Das könnte mithilfe der politischen Förderung des Abschlusses und der Anwendung von Tarifverträgen und der Erleichterung der Erklärung von Tarifverträgen für allgemeinverbindlich in den systemrelevanten Branchen und Berufen und der deutlichen Erhöhung des Mindestlohnes geschehen. Notwendig ist darüber hinaus eine verbesserte Regulierung am Arbeitsmarkt zur Verhinderung prekärer Arbeit durch Zurückdrängung von insbesondere befristeten Arbeitsverträgen und Leiharbeit. Damit können die systemrelevanten und notwendigen Tätigkeiten für interessierte Arbeitskräfte attraktiver werden. Das wäre auch ein Beitrag, um den in Teilbereichen vorhandenen Arbeitskräftemangel zu beheben und die daraus resultieren Belastungen für die vorhandenen Belegschaften zu verringern.

Soziale Ungleichheit wird zunehmen

Der von mehreren Forschungseinrichtungen erarbeitete und jetzt gemeinsam aktuell vorgelegte Sozialbericht 2021 gibt dazu bereits erste Hinweise. Dabei konnten bereits Daten aus der Phase der Pandemie nach dem ersten Lockdown 2020 berücksichtigt werden.

Die wirtschaftlichen und sozialen Folgen der Pandemie wurden vor allem für Beschäftigte mit höherem Bildungsabschluss durch Kurzarbeit und Homeoffice abgefedert. 41 Prozent der Menschen mit hoher Schulbildung arbeiteten Ende März 2020 von zu Hause. Bei Personen mit niedriger Bildung waren es nur knapp 13 Prozent. (...) 3 Prozent der Personen mit niedrigem Einkommen wurden im Verlauf der ersten Phase der Pandemie Ende März bis Anfang Juli arbeitslos. Bei der oberen Einkommensgruppe kamen Übergänge in Arbeitslosigkeit kaum vor.“

Die soziale Ungleichheit wird also vermutlich in Zukunft noch zunehmen. Dabei konnte sich in Deutschland schon vor Ausbruch der Pandemie einer der größten Niedriglohnsektoren in Europa in den vergangenen Jahren etablieren. Daran hat auch die Einführung des Mindestlohnes nichts geändert.
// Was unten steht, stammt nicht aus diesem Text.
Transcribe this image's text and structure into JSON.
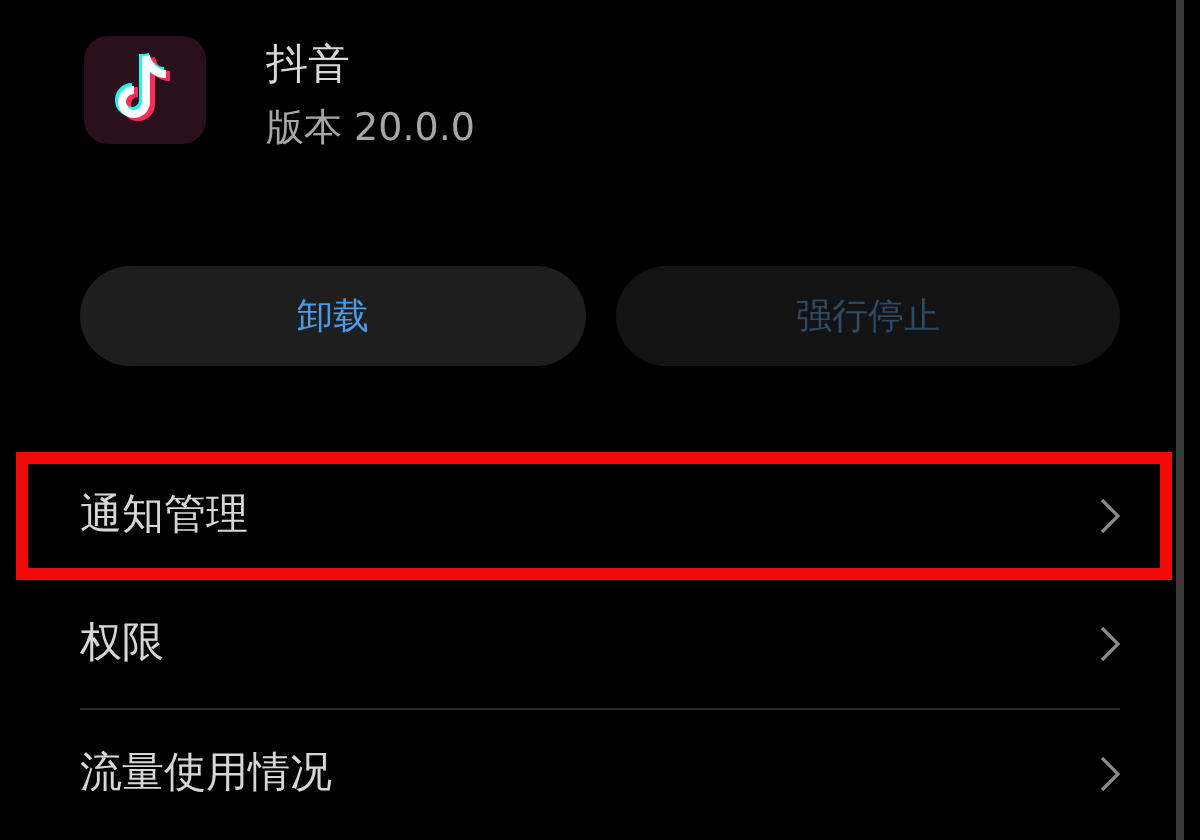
{
  "app": {
    "name": "抖音",
    "version": "版本 20.0.0"
  },
  "buttons": [
    {
      "label": "卸载",
      "disabled": false
    },
    {
      "label": "强行停止",
      "disabled": true
    }
  ],
  "menu": [
    {
      "label": "通知管理",
      "highlighted": true
    },
    {
      "label": "权限",
      "highlighted": false
    },
    {
      "label": "流量使用情况",
      "highlighted": false
    }
  ]
}
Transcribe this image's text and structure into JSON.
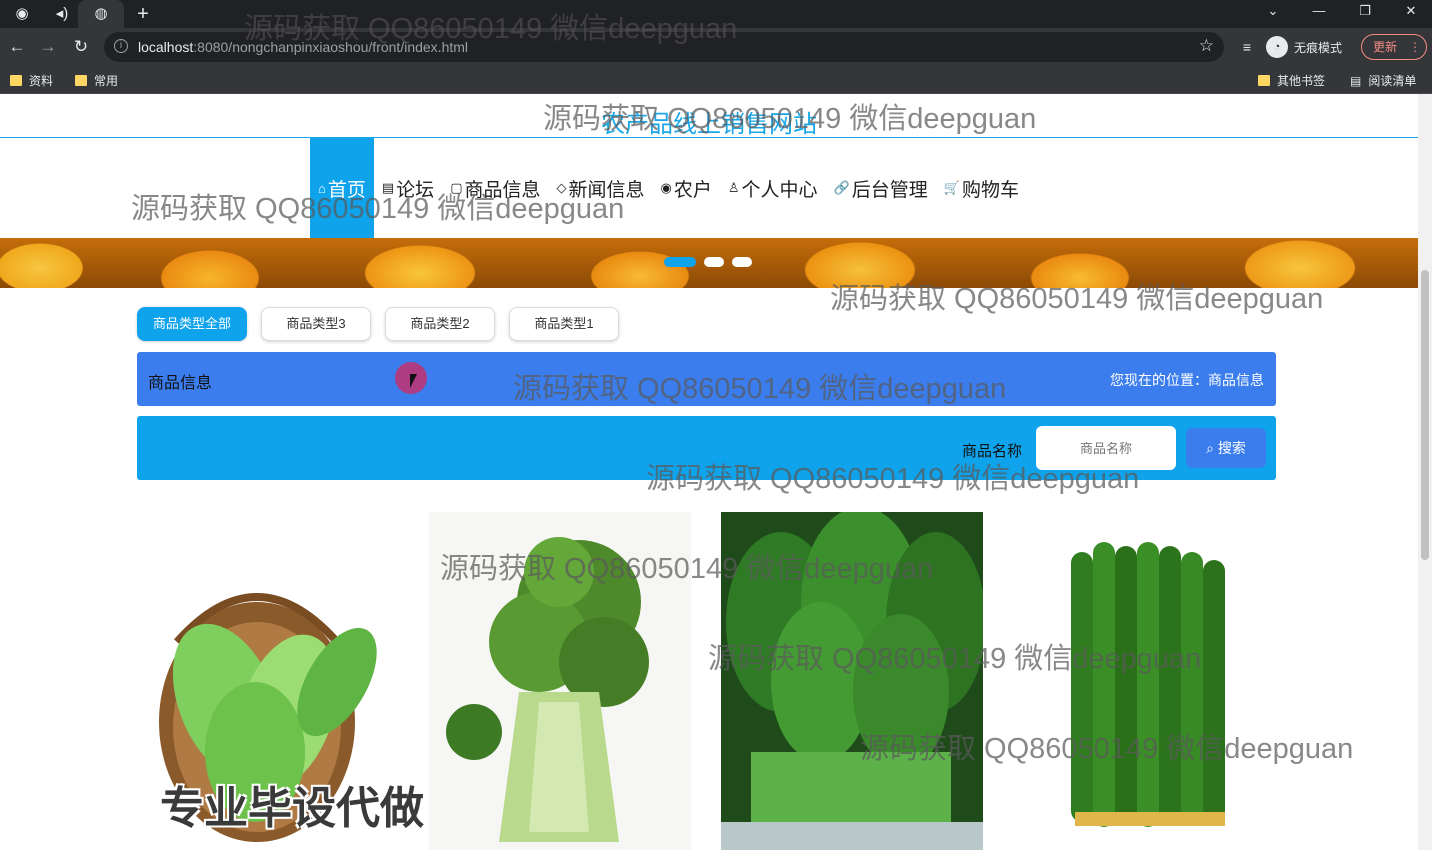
{
  "browser": {
    "tabs": [
      "chrome-icon",
      "audio-icon",
      "globe-icon"
    ],
    "new_tab": "+",
    "url_host": "localhost",
    "url_rest": ":8080/nongchanpinxiaoshou/front/index.html",
    "incognito_label": "无痕模式",
    "update_label": "更新",
    "bookmarks": [
      "资料",
      "常用"
    ],
    "bookmarks_right": [
      "其他书签",
      "阅读清单"
    ]
  },
  "site": {
    "title": "农产品线上销售网站",
    "nav": [
      {
        "icon": "⌂",
        "label": "首页"
      },
      {
        "icon": "▤",
        "label": "论坛"
      },
      {
        "icon": "▢",
        "label": "商品信息"
      },
      {
        "icon": "◇",
        "label": "新闻信息"
      },
      {
        "icon": "◉",
        "label": "农户"
      },
      {
        "icon": "♙",
        "label": "个人中心"
      },
      {
        "icon": "🔗",
        "label": "后台管理"
      },
      {
        "icon": "🛒",
        "label": "购物车"
      }
    ],
    "carousel_active_index": 0,
    "categories": [
      "商品类型全部",
      "商品类型3",
      "商品类型2",
      "商品类型1"
    ],
    "section_title": "商品信息",
    "breadcrumb": "您现在的位置：商品信息",
    "search": {
      "label": "商品名称",
      "placeholder": "商品名称",
      "button": "搜索"
    },
    "products": [
      "bitter-melon",
      "broccoli",
      "spinach",
      "cucumber"
    ]
  },
  "watermark": {
    "text": "源码获取 QQ86050149 微信deepguan",
    "caption": "专业毕设代做"
  },
  "colors": {
    "accent": "#0fa3ec",
    "bar_blue": "#3b7ded",
    "chrome_dark": "#202124",
    "chrome_mid": "#35363a"
  }
}
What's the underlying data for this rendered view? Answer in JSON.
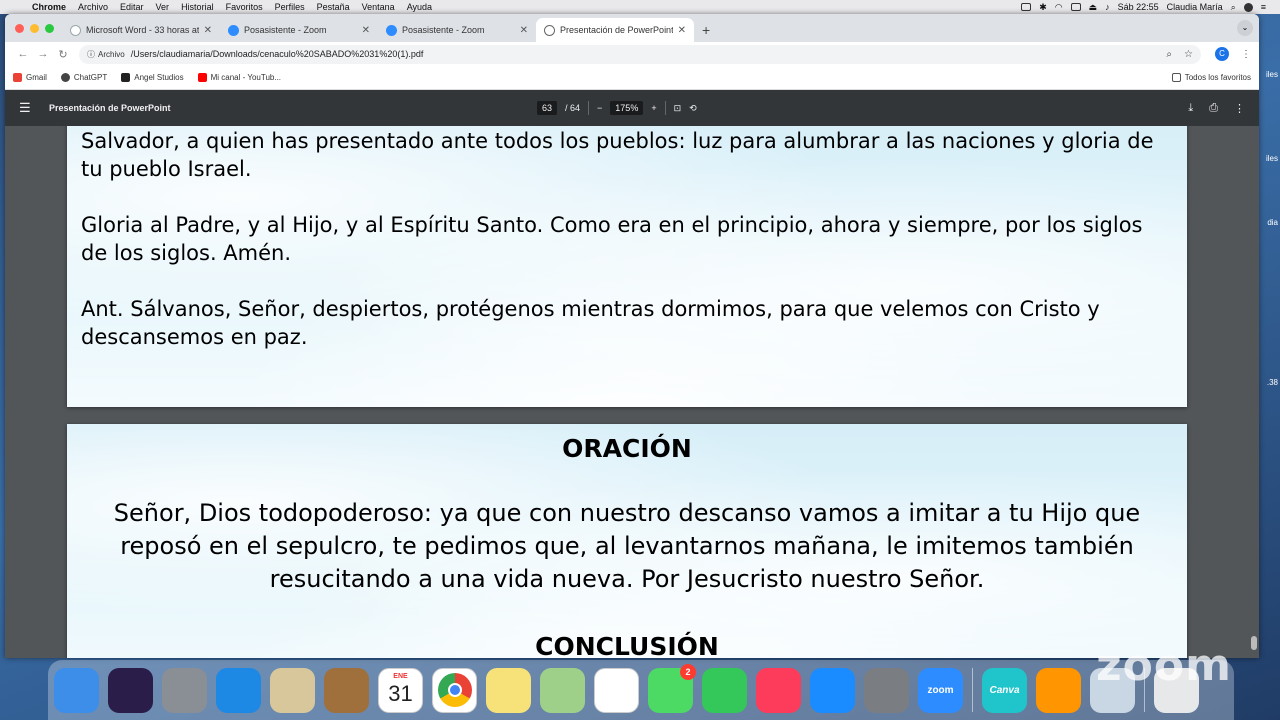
{
  "menubar": {
    "app": "Chrome",
    "menus": [
      "Archivo",
      "Editar",
      "Ver",
      "Historial",
      "Favoritos",
      "Perfiles",
      "Pestaña",
      "Ventana",
      "Ayuda"
    ],
    "datetime": "Sáb 22:55",
    "user": "Claudia María"
  },
  "tabs": [
    {
      "title": "Microsoft Word - 33 horas at...",
      "icon": "word-icon"
    },
    {
      "title": "Posasistente - Zoom",
      "icon": "zoom-icon"
    },
    {
      "title": "Posasistente - Zoom",
      "icon": "zoom-icon"
    },
    {
      "title": "Presentación de PowerPoint",
      "icon": "globe-icon"
    }
  ],
  "omnibox": {
    "chip": "Archivo",
    "url": "/Users/claudiamaria/Downloads/cenaculo%20SABADO%2031%20(1).pdf"
  },
  "profile_initial": "C",
  "bookmarks": [
    {
      "label": "Gmail",
      "color": "#ea4335"
    },
    {
      "label": "ChatGPT",
      "color": "#444444"
    },
    {
      "label": "Angel Studios",
      "color": "#222222"
    },
    {
      "label": "Mi canal - YouTub...",
      "color": "#ff0000"
    }
  ],
  "bookmarks_all": "Todos los favoritos",
  "pdf": {
    "title": "Presentación de PowerPoint",
    "page_current": "63",
    "page_total": "/ 64",
    "zoom": "175%"
  },
  "page1": {
    "para1": "Salvador, a quien has presentado ante todos los pueblos: luz para alumbrar a las naciones y gloria de tu pueblo Israel.",
    "para2": "Gloria al Padre, y al Hijo, y al Espíritu Santo. Como era en el principio, ahora y siempre, por los siglos de los siglos. Amén.",
    "para3": "Ant. Sálvanos, Señor, despiertos, protégenos mientras dormimos, para que velemos con Cristo y descansemos en paz."
  },
  "page2": {
    "heading": "ORACIÓN",
    "prayer": "Señor, Dios todopoderoso: ya que con nuestro descanso vamos a imitar a tu Hijo que reposó en el sepulcro, te pedimos que, al levantarnos mañana, le imitemos también resucitando a una vida nueva. Por Jesucristo nuestro Señor.",
    "next_heading": "CONCLUSIÓN"
  },
  "desktop_labels": [
    "iles",
    "iles",
    "dia",
    ".38"
  ],
  "dock": {
    "items": [
      {
        "name": "finder-icon",
        "color": "#3d8ee8",
        "label": ""
      },
      {
        "name": "siri-icon",
        "color": "#2a1d4a",
        "label": ""
      },
      {
        "name": "launchpad-icon",
        "color": "#8a8f96",
        "label": ""
      },
      {
        "name": "safari-icon",
        "color": "#1e88e5",
        "label": ""
      },
      {
        "name": "mail-icon",
        "color": "#d7c79a",
        "label": ""
      },
      {
        "name": "contacts-icon",
        "color": "#a0703c",
        "label": ""
      },
      {
        "name": "calendar-icon",
        "color": "#ffffff",
        "label": ""
      },
      {
        "name": "chrome-icon",
        "color": "#ffffff",
        "label": ""
      },
      {
        "name": "notes-icon",
        "color": "#f7e27a",
        "label": ""
      },
      {
        "name": "maps-icon",
        "color": "#9fd08a",
        "label": ""
      },
      {
        "name": "photos-icon",
        "color": "#ffffff",
        "label": ""
      },
      {
        "name": "messages-icon",
        "color": "#4cd964",
        "label": ""
      },
      {
        "name": "facetime-icon",
        "color": "#34c759",
        "label": ""
      },
      {
        "name": "music-icon",
        "color": "#fc3c5a",
        "label": ""
      },
      {
        "name": "appstore-icon",
        "color": "#1a8cff",
        "label": ""
      },
      {
        "name": "settings-icon",
        "color": "#7a7d82",
        "label": ""
      },
      {
        "name": "zoom-app-icon",
        "color": "#2d8cff",
        "label": "zoom"
      },
      {
        "name": "canva-icon",
        "color": "#20c4cb",
        "label": "Canva"
      },
      {
        "name": "books-icon",
        "color": "#ff9500",
        "label": ""
      },
      {
        "name": "preview-icon",
        "color": "#c9d6e3",
        "label": ""
      },
      {
        "name": "trash-icon",
        "color": "#e6e8ea",
        "label": ""
      }
    ],
    "messages_badge": "2",
    "calendar_month": "ENE",
    "calendar_day": "31"
  },
  "watermark": "zoom"
}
Diese Ungleichheit in Deutschland wird mittlerweile von vielen Bürgern als Problem wahrgenommen. Allerdings setzt sich diese Wahrnehmung nicht um in ein Wahlverhalten zugunsten von Parteien, die das Thema Umverteilung prominent in ihrer Agenda vertreten. Die taz-Journalistin Ulrike Herrmann spricht vom „Selbstbetrug der Mittelschicht“. Die Mittelschicht hoffe, selbst einmal zur Gruppe der Vermögenden zu gehören. Diese für die ganz große Mehrheit sich niemals erfüllende Hoffnung führe zu einer Skepsis gegenüber Umverteilung und sogar gegenüber einer wirksamen Erbschaftssteuer auf die leistungslos erlangtes Vermögen von Millionären. Mit diesem aufstiegserhoffenden Blick nach oben ist zu erklären, warum Menschen, denen es nicht so gut geht und die über kein Vermögen verfügen, aus dem Blick geraten.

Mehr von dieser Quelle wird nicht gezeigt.